عَلَيْكُمْ بِسُنَّتِي وَسُنَّةِ الْخُلَفَاءِ الرَّاشِدِينَ بَعْدِي تَمَسَّكُوا بِهَا وَعُضُّوا عَلَيْهَا بِالنَّوَاجِذِ ، وَإِيَّاكُمْ وَمُحْدَثَاتِ الْأُمُورِ فَإِنَّ كُلَّ مُحْدَثَةٍ بِدْعَةٌ وَكُلَّ بِدْعَةٍ ضَلَالَةٌ

“Atas kalian berpegang kepada sunnahku dan sunnah Khulafa ar-Rashidin (pengganti yang mendapat petunjuk) setelahku. Berpegangalah dengan petunjuk itu dan gigitlah ia dengan gigi gerahammu. Dan atas kalian meninggalkan amalan yang diada-adakan, karena setiap amalan yang diada-adakan adalah bid’ah dan setiap bid’ah adalah sesat.”

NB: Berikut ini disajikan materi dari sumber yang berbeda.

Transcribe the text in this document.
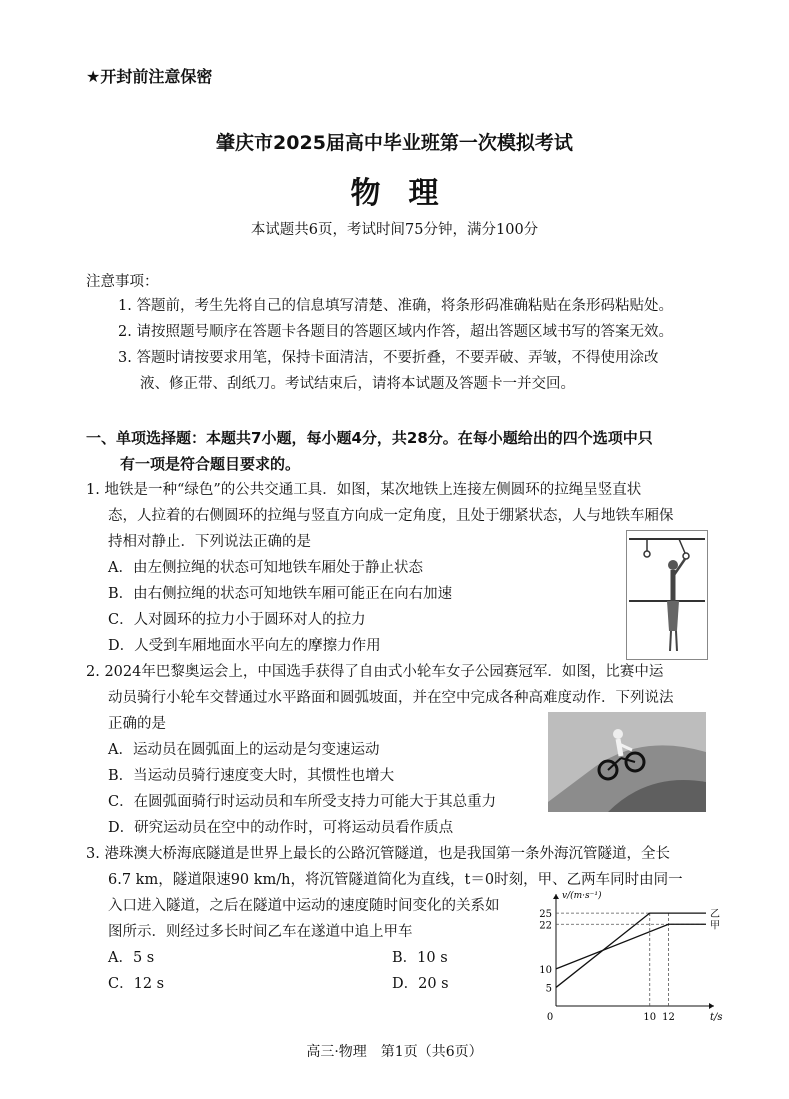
★开封前注意保密
肇庆市2025届高中毕业班第一次模拟考试
物理
本试题共6页，考试时间75分钟，满分100分
注意事项：
1. 答题前，考生先将自己的信息填写清楚、准确，将条形码准确粘贴在条形码粘贴处。
2. 请按照题号顺序在答题卡各题目的答题区域内作答，超出答题区域书写的答案无效。
3. 答题时请按要求用笔，保持卡面清洁，不要折叠，不要弄破、弄皱，不得使用涂改
液、修正带、刮纸刀。考试结束后，请将本试题及答题卡一并交回。
一、单项选择题：本题共7小题，每小题4分，共28分。在每小题给出的四个选项中只
有一项是符合题目要求的。
1. 地铁是一种“绿色”的公共交通工具．如图，某次地铁上连接左侧圆环的拉绳呈竖直状
态，人拉着的右侧圆环的拉绳与竖直方向成一定角度，且处于绷紧状态，人与地铁车厢保
持相对静止．下列说法正确的是
A．由左侧拉绳的状态可知地铁车厢处于静止状态
B．由右侧拉绳的状态可知地铁车厢可能正在向右加速
C．人对圆环的拉力小于圆环对人的拉力
D．人受到车厢地面水平向左的摩擦力作用
2. 2024年巴黎奥运会上，中国选手获得了自由式小轮车女子公园赛冠军．如图，比赛中运
动员骑行小轮车交替通过水平路面和圆弧坡面，并在空中完成各种高难度动作．下列说法
正确的是
A．运动员在圆弧面上的运动是匀变速运动
B．当运动员骑行速度变大时，其惯性也增大
C．在圆弧面骑行时运动员和车所受支持力可能大于其总重力
D．研究运动员在空中的动作时，可将运动员看作质点
3. 港珠澳大桥海底隧道是世界上最长的公路沉管隧道，也是我国第一条外海沉管隧道，全长
6.7 km，隧道限速90 km/h，将沉管隧道简化为直线，t＝0时刻，甲、乙两车同时由同一
入口进入隧道，之后在隧道中运动的速度随时间变化的关系如
图所示．则经过多长时间乙车在遂道中追上甲车
A．5 s	B．10 s
C．12 s	D．20 s
v/(m·s⁻¹)
t/s
5
10
22
25
0	10 12
乙
甲
高三·物理　第1页（共6页）
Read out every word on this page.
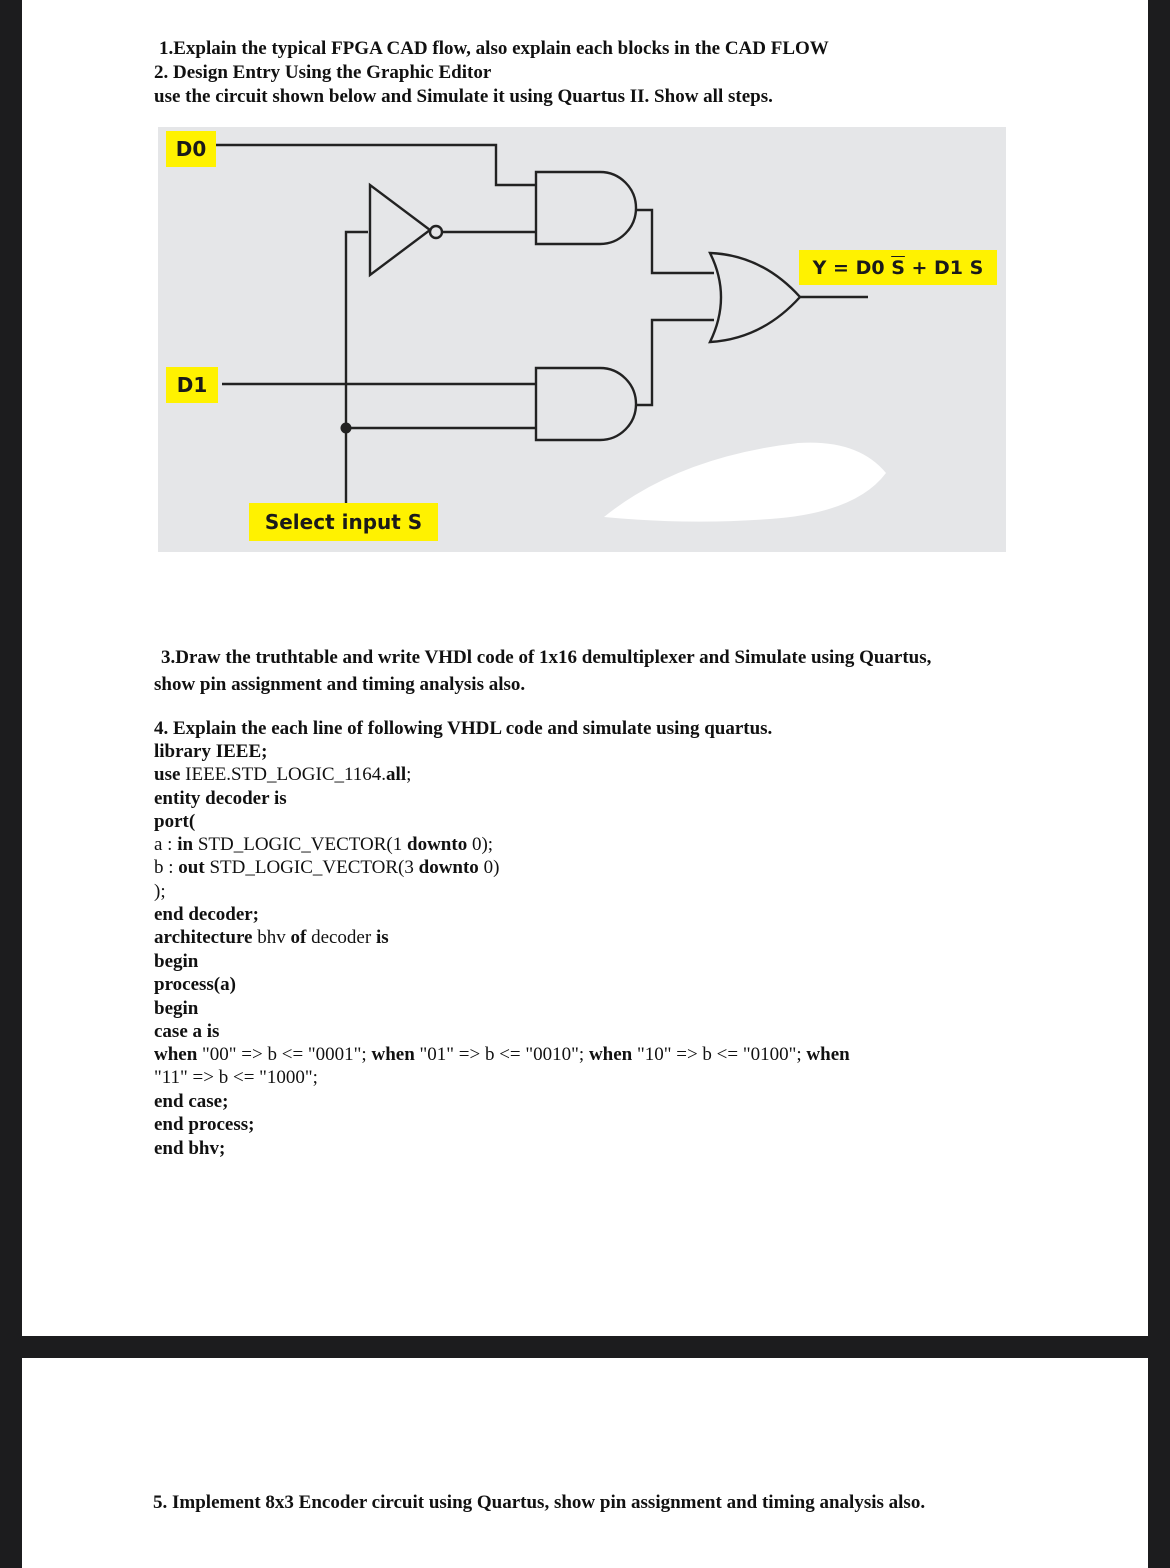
1.Explain the typical FPGA CAD flow, also explain each blocks in the CAD FLOW
2. Design Entry Using the Graphic Editor
use the circuit shown below and Simulate it using Quartus II. Show all steps.
D0
D1
Select input S
Y = D0 $\overline{S} + D1$ S
3.Draw the truthtable and write VHDl code of 1x16 demultiplexer and Simulate using Quartus,
show pin assignment and timing analysis also.
4. Explain the each line of following VHDL code and simulate using quartus.
library IEEE;
use IEEE.STD_LOGIC_1164.all;
entity decoder is
port(
a : in STD_LOGIC_VECTOR(1 downto 0);
b : out STD_LOGIC_VECTOR(3 downto 0)
);
end decoder;
architecture bhv of decoder is
begin
process(a)
begin
case a is
when "00" => b <= "0001"; when "01" => b <= "0010"; when "10" => b <= "0100"; when
"11" => b <= "1000";
end case;
end process;
end bhv;
5. Implement 8x3 Encoder circuit using Quartus, show pin assignment and timing analysis also.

Rasulullah Shallallahu ‘alaihi wa sallam dan Khulafa ar-Rasyidin tidak menyunnahkan (mengajarkan) sesuatupun dari hal-hal yang mereka perbuat pada hari Asyuro; tidak bersedih dan berkabung tidak pula bergembira dan berbahagia. Ketika Nabi tiba di kota Madinah, beliau mendapatkan kaum Yahudi berpuasa pada hari Asyuro, lalu beliau bertanya, “Apa ini?” Mereka menjawab, “Ini adalah hari dimana Allah menyelamatkan Nabi Musa (alaihi salam) dari tenggelam di lautan, karenanya kami memuasainya. Maka Nabi Muhammad Shallallahu ‘alaihi wa sallam bersabda, “Kami lebih berhak (meneladani) Musa daripada kalian.” Maka beliaupun berpuasa pada pada hari itu dan memerintahkan ummatnya untuk berpuasa pada hari itu juga.

Bangsa Quraisy jahiliah dahulu juga mengagungkannya (berpuasa pada hari Asyuro).

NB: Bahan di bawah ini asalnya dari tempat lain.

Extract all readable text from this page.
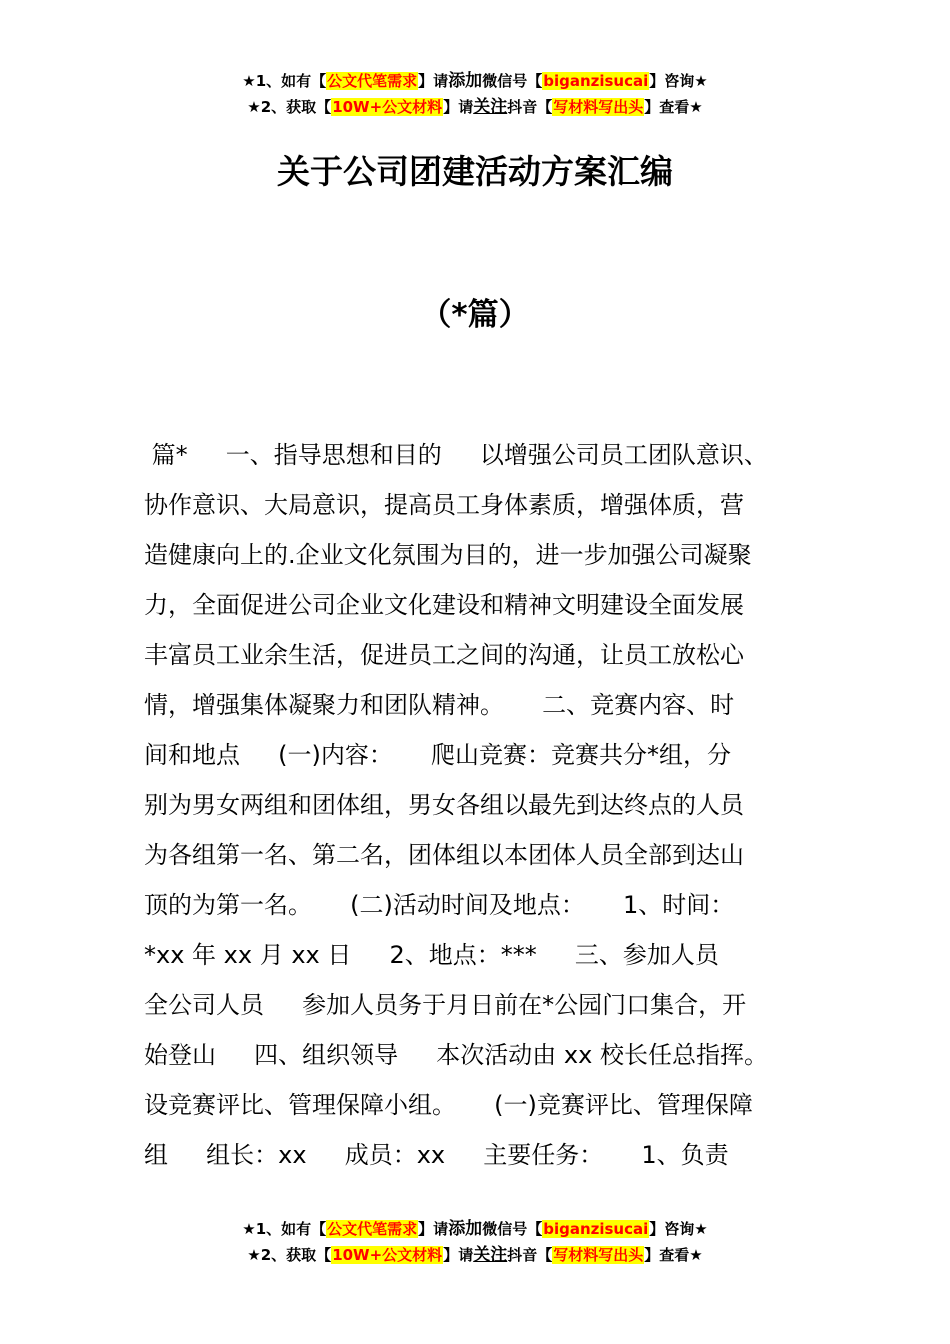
★1、如有【公文代笔需求】请添加微信号【biganzisucai】咨询★
★2、获取【10W+公文材料】请关注抖音【写材料写出头】查看★
关于公司团建活动方案汇编
（*篇）
篇*     一、指导思想和目的     以增强公司员工团队意识、
协作意识、大局意识，提高员工身体素质，增强体质，营
造健康向上的.企业文化氛围为目的，进一步加强公司凝聚
力，全面促进公司企业文化建设和精神文明建设全面发展
丰富员工业余生活，促进员工之间的沟通，让员工放松心
情，增强集体凝聚力和团队精神。     二、竞赛内容、时
间和地点     (一)内容：     爬山竞赛：竞赛共分*组，分
别为男女两组和团体组，男女各组以最先到达终点的人员
为各组第一名、第二名，团体组以本团体人员全部到达山
顶的为第一名。     (二)活动时间及地点：     1、时间：
*xx 年 xx 月 xx 日     2、地点：***     三、参加人员
全公司人员     参加人员务于月日前在*公园门口集合，开
始登山     四、组织领导     本次活动由 xx 校长任总指挥。
设竞赛评比、管理保障小组。     (一)竞赛评比、管理保障
组     组长：xx     成员：xx     主要任务：     1、负责
★1、如有【公文代笔需求】请添加微信号【biganzisucai】咨询★
★2、获取【10W+公文材料】请关注抖音【写材料写出头】查看★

Hari yang diperintahkan untuk dipuasai adalah satu hari Asyuro itu saja. Nabi tiba di Madinah pada bulan Rabiulawal. Di tahun berikutnya beliau baru memuasainya dan memerintahkan ummatnya untuk memuasainya juga. Kemudian turun perintah wajibnya puasa Ramadhan pada tahun yang sama, sehingga dihapuslah puasa Asyuro –maksudnya tidak lagi diwajibkan-.

Ulama telah berbeda pendapat apakah puasa Asyuro wajib atau mustahab (disukai) menjadi dua pendapat. Yang paling benar adalah bahwa pada mulanya diwajibkan tetapi kemudian menjadi istihbab (disukai).

Nabi Muhammad Shallallahu ‘alaihi wa sallam tidak (lagi) memerintahkan seluruh ummatnya untuk memuasainya, beliau hanya bersabda,

هَذَا يَوْمُ عَاشُورَاءَ، وَلَمْ يَكْتُبِ اللَّهُ عَلَيْكُمْ صِيَامَهُ، وَأَنَا صَائِمٌ فَمَنْ شَاءَ فَلْيَصُمْ، وَمَنْ شَاءَ فَلْيُفْطِرْ

“Sekarang adalah hari Asyuro, Allah tidak mewajibkan atas kalian memuasainya, sedangkan aku memuasainya, siapa yang berkehendak silahkan memuasainya dan siapa yang berkehendak silahkan berbuka (tidak puasa).” [Mutafak alaih]

Dan sabdanya pula,

إِنَّ صَوْم عَاشُورَاء يُكَفِّر سَنَةً ، وَإِنَّ صِيَام يَوْم عَرَفَة يُكَفِّر سَنَتَيْنِ

“Puasa Asyuro menghapus dosa (kecil) selama setahun dan puasa Arafah menghapus dosa (kecil) selama dua tahun.”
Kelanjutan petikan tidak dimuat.